In the general decay, however, the Jesuit College of Clermont, known later as of Louis le Grand, stood forth renowned and exuberant. During the seventeenth and eighteenth centuries, the erudition of its teachers, their excellent method and admirable discipline, made it the premier college of Paris and in the heyday of its fame five hundred scholars crowded its halls, among them the scions of the nobility of France. Towards the end of the eighteenth century the university had its seat in the college and concentrated there the endowments, or such as had escaped spoliation, of twenty-six suppressed colleges. The college of Louis le Grand and nine others of the multitude that clustered around the hill of St. Genevieve, were all that survived when the Revolution burst forth, and it is not without interest to note that on 19th June 1781, the central body sitting at the famous Jesuit college unanimously awarded a prize of six hundred livres to a poor young boursier of the college of Arras, named Louis François Maximilian Marie Robespierre, for twelve years of exemplary conduct and of success in examinations and competitions.
Before we close this chapter a word of acknowledgment is due to the mediæval church in Paris for her careful fostering of elementary education.

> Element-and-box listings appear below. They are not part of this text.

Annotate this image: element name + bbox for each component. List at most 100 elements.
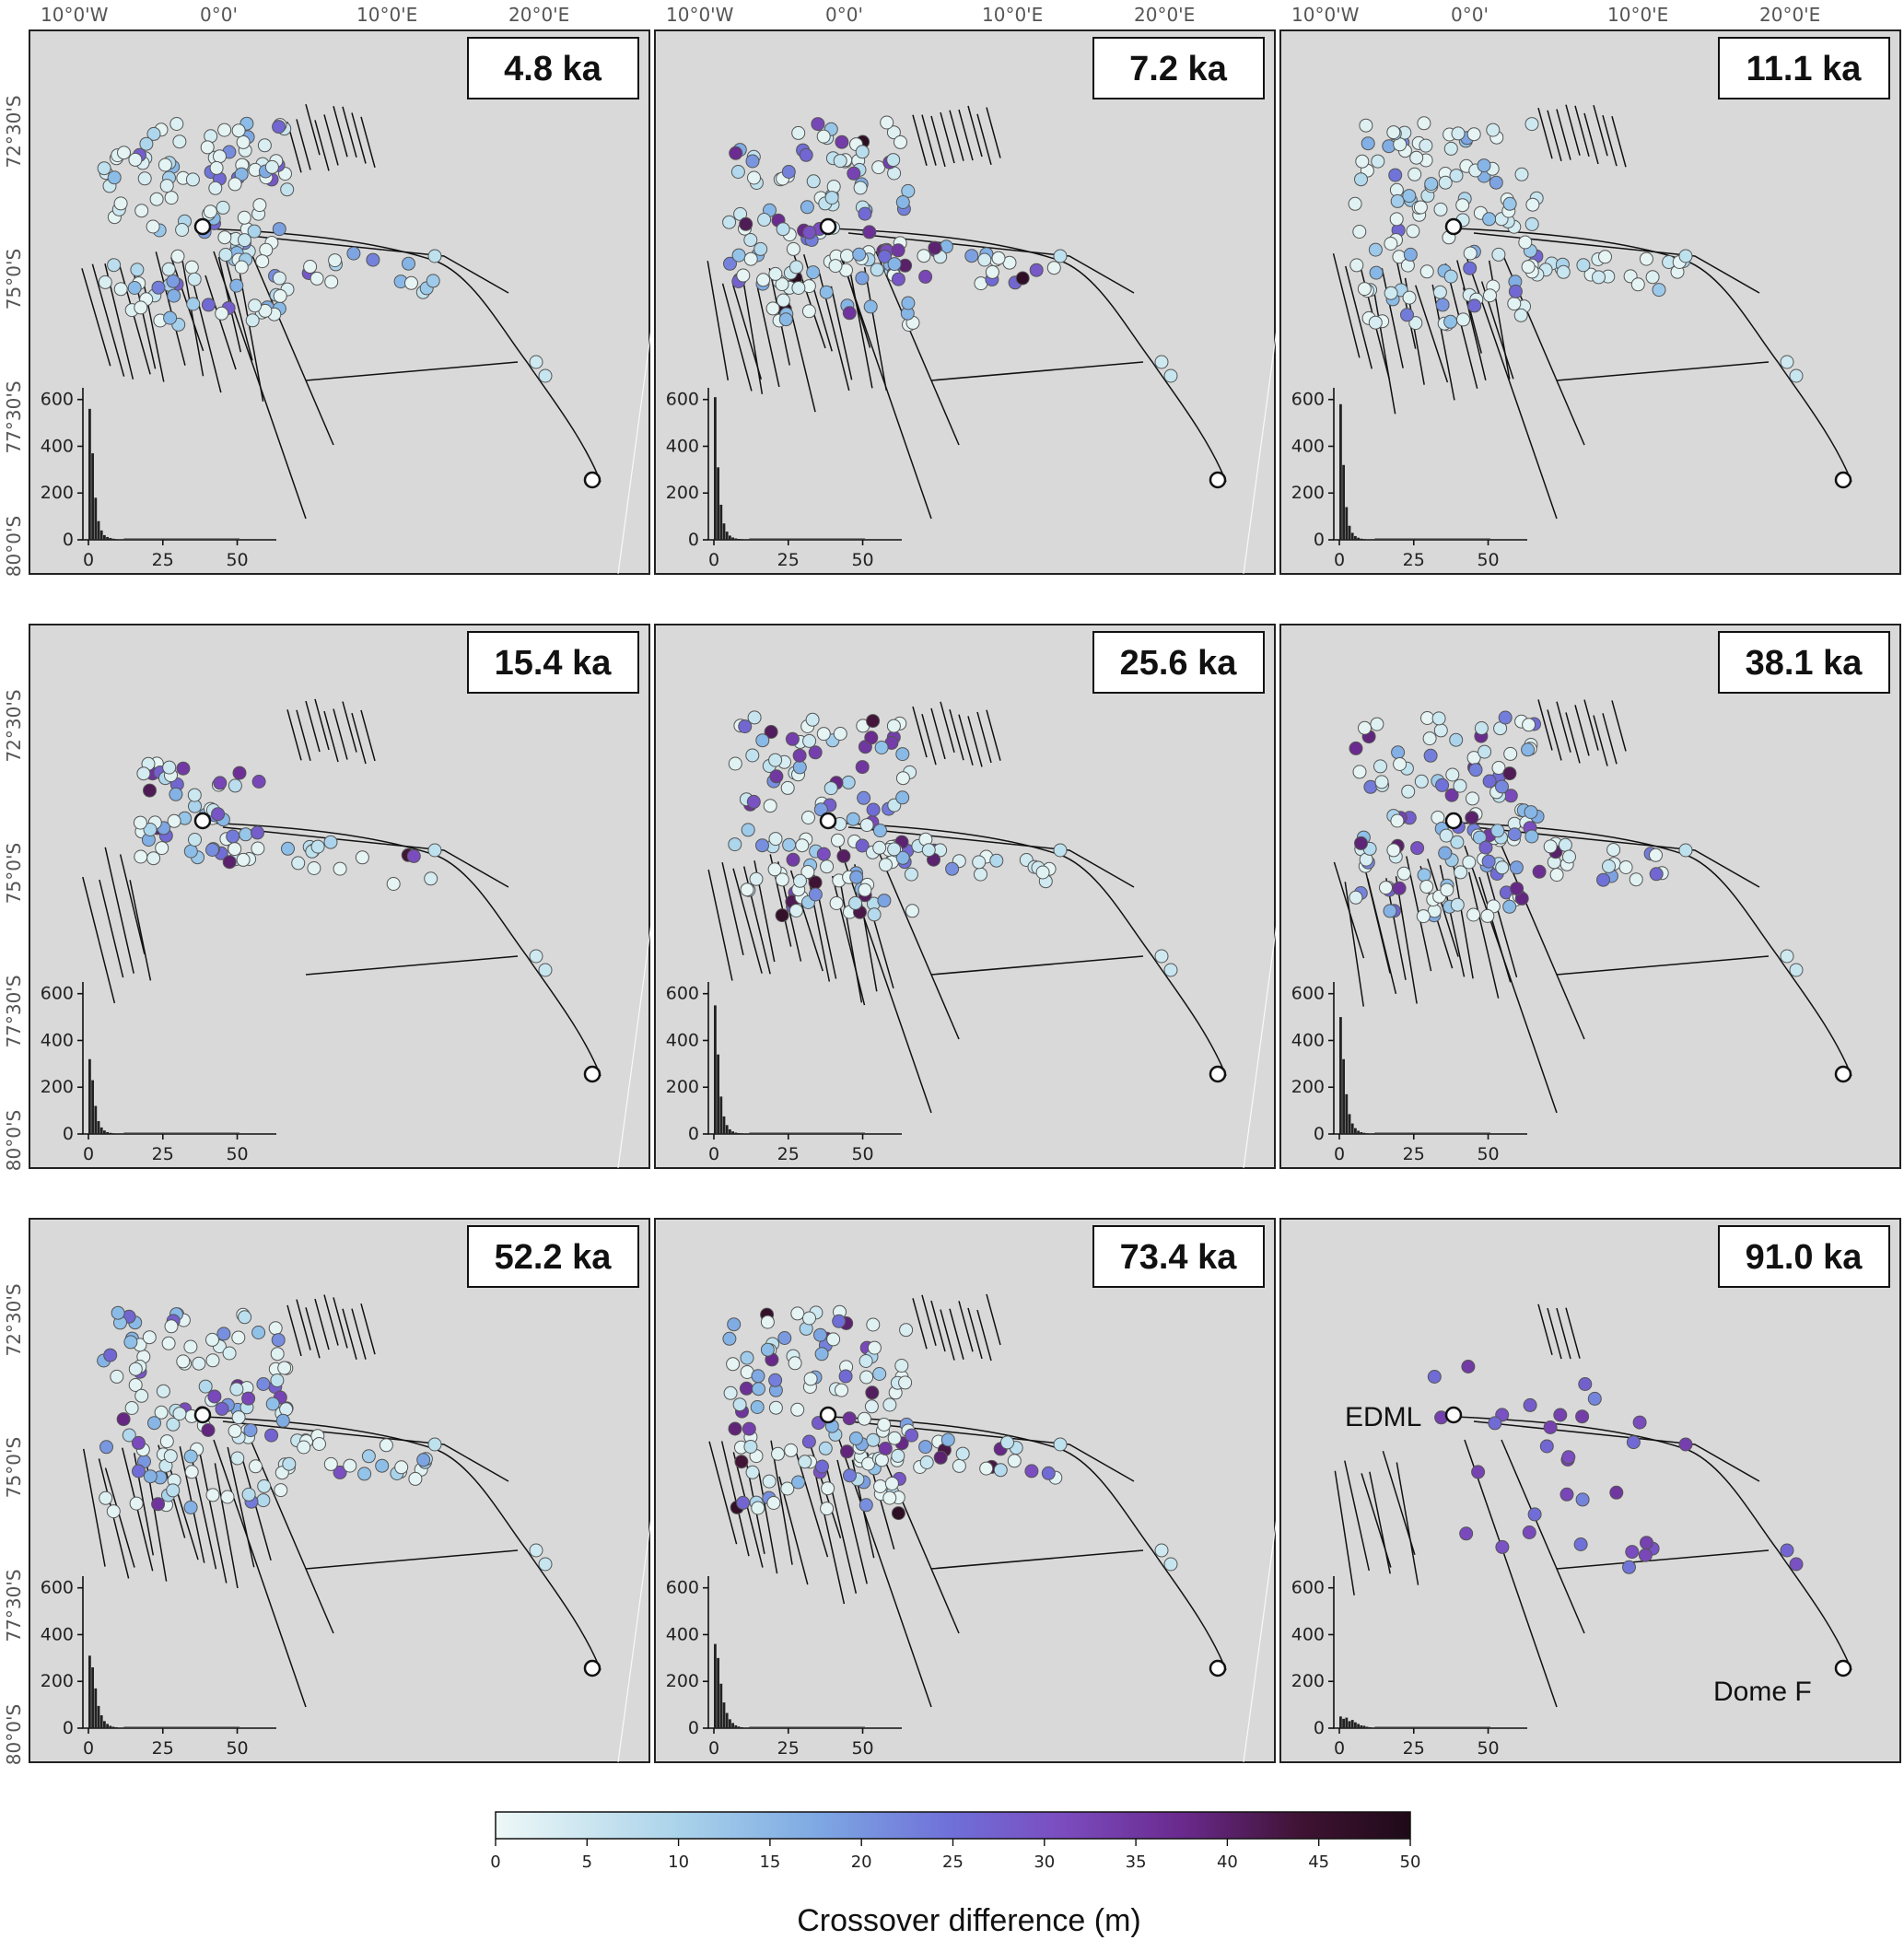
crossover-point xyxy=(848,1432,863,1445)
survey-line xyxy=(239,274,264,402)
latitude-label-left: 72°30'S xyxy=(3,689,25,762)
crossover-point xyxy=(166,1417,181,1432)
inset-histogram: 0 200 400 600 0 25 50 xyxy=(1291,982,1527,1164)
crossover-point xyxy=(863,299,878,314)
crossover-point xyxy=(228,177,242,192)
crossover-point xyxy=(1427,1370,1442,1384)
crossover-point xyxy=(236,134,251,149)
survey-line xyxy=(967,1307,983,1360)
crossover-point xyxy=(1154,355,1169,369)
crossover-point xyxy=(901,296,916,310)
survey-line xyxy=(333,106,348,158)
crossover-point xyxy=(768,753,783,767)
crossover-point xyxy=(886,153,901,168)
crossover-point xyxy=(169,117,184,131)
crossover-point xyxy=(1645,270,1660,285)
crossover-point xyxy=(864,1399,879,1414)
traverse-line xyxy=(1454,228,1852,483)
crossover-point xyxy=(1449,169,1464,183)
crossover-point xyxy=(324,275,339,289)
survey-line xyxy=(82,1448,106,1567)
crossover-point xyxy=(805,712,820,727)
crossover-point xyxy=(859,818,874,833)
survey-line xyxy=(1467,871,1500,999)
crossover-point xyxy=(297,1440,311,1455)
panel-frame xyxy=(654,1218,1276,1763)
survey-line xyxy=(830,286,853,380)
crossover-point xyxy=(1472,830,1487,845)
crossover-point xyxy=(840,1444,854,1459)
crossover-point xyxy=(1354,836,1368,850)
crossover-point xyxy=(873,1479,888,1493)
histogram-bar xyxy=(1369,1133,1372,1134)
colorbar-tick-label: 5 xyxy=(582,1853,592,1872)
histogram-x-tick-label: 0 xyxy=(708,1738,719,1759)
survey-line xyxy=(81,268,111,367)
survey-line xyxy=(165,1455,199,1560)
inset-histogram: 0 200 400 600 0 25 50 xyxy=(41,1576,276,1759)
histogram-x-tick-label: 25 xyxy=(777,1144,800,1164)
histogram-bar xyxy=(118,1727,121,1728)
crossover-point xyxy=(1502,899,1517,914)
crossover-point xyxy=(1495,860,1510,875)
crossover-point xyxy=(136,766,151,781)
survey-line xyxy=(1574,705,1590,756)
traverse-line xyxy=(1556,955,1770,976)
histogram-bar xyxy=(734,1724,738,1728)
histogram-bar xyxy=(731,537,734,540)
colorbar-gradient xyxy=(495,1811,1411,1840)
crossover-point xyxy=(1602,859,1616,873)
crossover-point xyxy=(163,1449,178,1464)
crossover-point xyxy=(1450,897,1465,912)
crossover-point xyxy=(1489,175,1503,190)
histogram-bar xyxy=(91,453,94,540)
crossover-point xyxy=(201,298,216,312)
histogram-bar xyxy=(719,504,723,540)
crossover-point xyxy=(201,1423,216,1437)
histogram-bar xyxy=(91,1667,94,1728)
crossover-point xyxy=(215,306,229,321)
crossover-point xyxy=(281,841,295,856)
crossover-point xyxy=(265,1397,280,1411)
crossover-point xyxy=(806,265,821,280)
crossover-point xyxy=(1543,1420,1558,1434)
survey-line xyxy=(976,113,992,166)
crossover-point xyxy=(985,264,999,279)
crossover-point xyxy=(129,1496,144,1511)
crossover-point xyxy=(746,794,761,809)
histogram-bar xyxy=(88,1655,91,1728)
histogram-bar xyxy=(1354,1722,1357,1728)
crossover-point xyxy=(1352,765,1367,779)
histogram-bar xyxy=(740,539,743,540)
histogram-bar xyxy=(729,1128,731,1134)
crossover-point xyxy=(760,1342,775,1357)
histogram-x-tick-label: 25 xyxy=(1403,550,1425,570)
histogram-bar xyxy=(1369,1726,1372,1728)
crossover-point xyxy=(161,262,176,276)
latitude-label-left: 77°30'S xyxy=(3,1569,25,1642)
crossover-point xyxy=(245,313,260,328)
crossover-point xyxy=(1625,1545,1640,1560)
survey-line xyxy=(1345,265,1373,369)
histogram-bar xyxy=(1357,1724,1360,1728)
traverse-line xyxy=(1501,845,1585,1040)
crossover-point xyxy=(256,1493,271,1508)
histogram-bar xyxy=(109,537,112,540)
crossover-point xyxy=(1390,193,1405,208)
inset-histogram: 0 200 400 600 0 25 50 xyxy=(666,1576,902,1759)
crossover-point xyxy=(972,855,987,870)
crossover-point xyxy=(426,274,440,288)
crossover-point xyxy=(894,134,907,149)
map-panel: 25.6 ka 0 200 400 600 0 25 50 xyxy=(617,624,1276,1169)
crossover-point xyxy=(146,851,161,866)
latitude-label-left: 80°0'S xyxy=(3,516,25,577)
crossover-point xyxy=(1678,249,1693,263)
crossover-point xyxy=(1370,717,1384,731)
crossover-point xyxy=(813,802,828,817)
crossover-point xyxy=(98,275,112,289)
histogram-y-tick-label: 0 xyxy=(63,1124,74,1144)
crossover-point xyxy=(768,1400,783,1415)
survey-line xyxy=(1611,116,1627,168)
crossover-point xyxy=(768,266,783,281)
crossover-point xyxy=(243,1423,258,1438)
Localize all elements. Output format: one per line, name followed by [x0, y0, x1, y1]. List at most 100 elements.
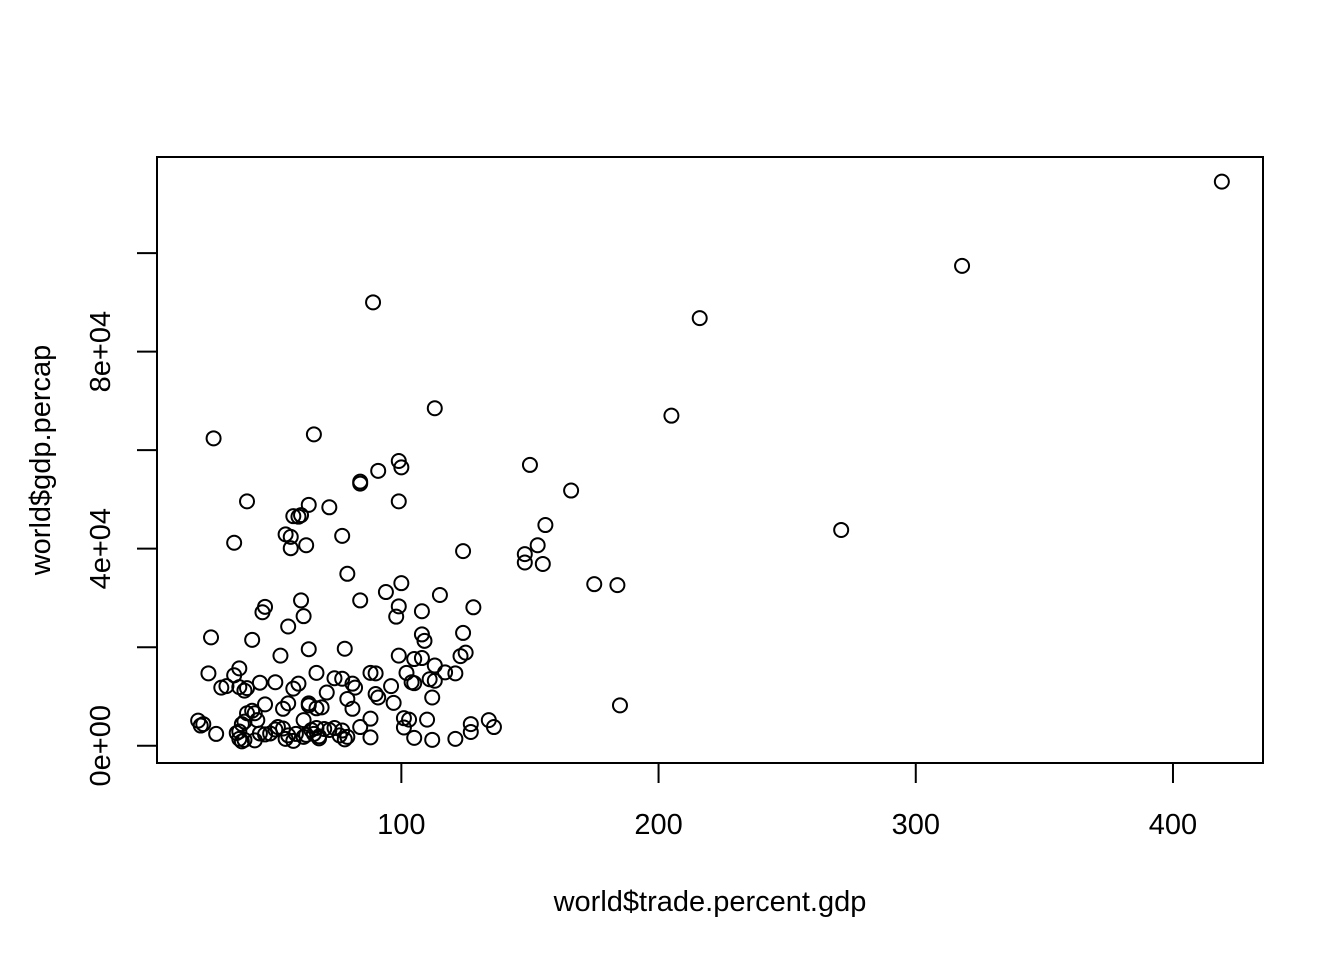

By the Taille of 1292 already referred to, we learn that schools for children of both sexes were distributed nearly over the whole of the city radiating from the mother church of Notre Dame. At the beginning of the fifteenth century twenty-one parishes had one or two of these schools; in 1449 a thousand schoolboys took part in a procession to Notre Dame to render thanks for the recovery of Normandy. The Church inspected the sanitary condition of the schools and exacted a standard of proficiency for the qualification of masters and mistresses.